When an uncensored version of the Grimsley affidavit finally became public before Christmas, the names of Pettitte, Clemens and some others identified by the Times were not mentioned. But all the players they identified did turn up in December’s Mitchell Report on “juicing” in baseball. My instincts were right, but I’m certainly relieved that I never wrote a story debunking the Times report, since Pettitte was the first noteworthy player named by Mitchell to confirm his use of human growth hormone. (He said he used it only briefly to speed his recovery from an injury.

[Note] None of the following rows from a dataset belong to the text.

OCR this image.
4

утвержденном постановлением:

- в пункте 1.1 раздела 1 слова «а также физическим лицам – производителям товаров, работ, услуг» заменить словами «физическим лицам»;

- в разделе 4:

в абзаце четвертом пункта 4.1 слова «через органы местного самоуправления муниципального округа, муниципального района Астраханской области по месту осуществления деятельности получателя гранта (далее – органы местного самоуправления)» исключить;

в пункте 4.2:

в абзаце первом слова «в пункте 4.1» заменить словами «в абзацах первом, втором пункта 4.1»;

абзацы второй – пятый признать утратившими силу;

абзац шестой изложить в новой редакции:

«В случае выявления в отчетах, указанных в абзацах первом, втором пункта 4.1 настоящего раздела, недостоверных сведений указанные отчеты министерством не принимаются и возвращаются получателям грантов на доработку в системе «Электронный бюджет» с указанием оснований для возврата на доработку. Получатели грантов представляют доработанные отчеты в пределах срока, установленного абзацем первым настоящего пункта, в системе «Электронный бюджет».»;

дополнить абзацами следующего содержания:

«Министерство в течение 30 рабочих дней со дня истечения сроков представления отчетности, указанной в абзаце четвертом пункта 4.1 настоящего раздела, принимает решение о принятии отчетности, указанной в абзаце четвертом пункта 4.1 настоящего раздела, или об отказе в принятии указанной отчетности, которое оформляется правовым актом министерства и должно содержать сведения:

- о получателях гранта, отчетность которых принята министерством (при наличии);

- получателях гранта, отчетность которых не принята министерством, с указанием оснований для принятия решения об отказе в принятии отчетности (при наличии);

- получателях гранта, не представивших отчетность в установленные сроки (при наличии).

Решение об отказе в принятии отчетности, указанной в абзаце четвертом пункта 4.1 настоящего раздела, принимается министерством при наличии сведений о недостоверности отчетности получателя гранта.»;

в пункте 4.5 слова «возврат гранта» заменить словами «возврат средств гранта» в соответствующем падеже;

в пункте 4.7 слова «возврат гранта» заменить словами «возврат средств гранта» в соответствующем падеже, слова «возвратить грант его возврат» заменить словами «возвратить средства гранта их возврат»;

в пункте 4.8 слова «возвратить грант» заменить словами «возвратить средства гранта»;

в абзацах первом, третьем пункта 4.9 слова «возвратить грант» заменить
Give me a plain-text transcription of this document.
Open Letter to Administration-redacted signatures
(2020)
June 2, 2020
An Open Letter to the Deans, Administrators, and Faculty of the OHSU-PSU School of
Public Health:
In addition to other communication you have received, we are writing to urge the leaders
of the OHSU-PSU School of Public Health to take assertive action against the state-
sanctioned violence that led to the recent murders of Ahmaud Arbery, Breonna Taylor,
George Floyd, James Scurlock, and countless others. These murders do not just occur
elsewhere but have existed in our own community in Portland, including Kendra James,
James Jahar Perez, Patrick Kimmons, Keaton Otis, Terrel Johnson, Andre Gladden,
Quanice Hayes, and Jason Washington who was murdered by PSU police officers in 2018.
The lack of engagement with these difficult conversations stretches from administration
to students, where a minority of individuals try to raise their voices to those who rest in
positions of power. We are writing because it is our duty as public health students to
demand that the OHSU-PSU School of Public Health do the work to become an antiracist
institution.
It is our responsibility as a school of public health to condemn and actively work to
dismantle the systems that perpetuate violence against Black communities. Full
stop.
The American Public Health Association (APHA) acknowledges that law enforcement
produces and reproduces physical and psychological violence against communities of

Clemens, on the other hand, claims to be innocent.) I’m still feeling uncomfortable, though, about the Feds’ use of powerful criminal-investigation tools (search warrants, grand-jury testimony) to out athletes who may have cheated their competitors but were not even low-level drug distributors or money launderers.

A law-enforcement source told me that the San Francisco Feds got the final pieces of evidence they needed to complete their criminal case against Barry Bonds while the World Series was still going on, but decided to hold off on indicting him until after the Series because they didn’t want to spoil the fun. (That chore was left to Alex Rodriguez and his agent.) This restraint suggests prosecutors had some sense of proportion about how to use their considerable powers. But Mitchell is right when he says that it’s really the duty of baseball to police its own frontline cheaters. Don’t the Feds have more important wrongs to right?